Chief of Space Operations Gen. B. Chance Saltzman revealed the new command Dec. 12 at a conference in Orlando, Fla.
Space Forces – Space, or S4S, will be similar to the components the service has established to ensure space capabilities are understood and integrated into other combatant commands, including U.S. Indo-Pacific Command, U.S. European Command, and U.S. Central Command. Functionally, it takes on one of the roles that has been played by the much larger Space Operations Command (SpOC), which has been serving as both USSF’s “organize, train, and equip” mission and the Space component for U.S. Space Command—presenting the forces it utilizes in conducing operations in the domain.
The new component “will allow SpOC to focus on readiness and other service responsibilities, while Space Forces – Space will focus on operations and the needs of SPACECOM,” Chief of Space Operations Gen. B. Chance Saltzman said in a keynote address at the Spacepower Conference.
The odd-sounding name follows the convention established for other components like U.S. Space Forces Indo-Pacific, U.S. Space Forces Central, and U.S. Space Forces Europe and Africa. It was as those components were established that leadership decided on the need to separate out Space Operations Command’s responsibilities, said Lt. Gen. Douglas A. Schiess, the new commander of Space Forces – Space.
Specifically, SpOC will now “focus on preparing Deltas to be force-presented, mostly to U.S. Space Forces – Space, but could be, especially from a terrestrial perspective … force presented to one of the other combatant or service components,” Schiess said.
Schiess compared the switch to the Air Force’s major command structure.
“Air Combat Command gets forces ready to be presented to [Pacific Air Forces] or [U.S. Air Forces in Europe] or [Air Forces Central],” Schiess noted. “SpOC is going to get the forces prepared to be able to force-present them to any of us.”
Space Forces – Space is also meant to streamline and simplify the often-confusing web of organizations under SPACECOM. The Combined Force Space Component Command (CFSCC) and the Joint Task Force Space Defense (JTF-SD) are deactivating, and the Space Force Deltas that supported them—Delta 5 and Delta 15—will move into Space Forces – Space.
A simpler structure will also help the other components, said Brig. Gen.
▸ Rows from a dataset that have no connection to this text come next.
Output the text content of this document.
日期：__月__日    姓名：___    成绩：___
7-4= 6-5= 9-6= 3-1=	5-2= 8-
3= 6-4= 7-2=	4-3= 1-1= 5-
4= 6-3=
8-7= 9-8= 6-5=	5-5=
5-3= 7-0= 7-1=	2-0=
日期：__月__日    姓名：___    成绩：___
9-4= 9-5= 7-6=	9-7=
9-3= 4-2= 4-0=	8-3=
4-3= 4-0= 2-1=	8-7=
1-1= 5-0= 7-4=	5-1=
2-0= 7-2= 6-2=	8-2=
Anthony J. Mastalir, commander of Space Forces Indo-Pacific.
“It really is [about] being able to integrate at the operational level, and integrate component to component,” Mastalir said. “My S3 or S5 knows exactly who their counterpart is in Space Forces – Space, the organization supporting U.S. Space Command. … So this construct really is a force multiplier in terms of being able to integrate and synchronize with the other domains.”
U.S. Space Forces – Space will be officially activated at a ceremony in January.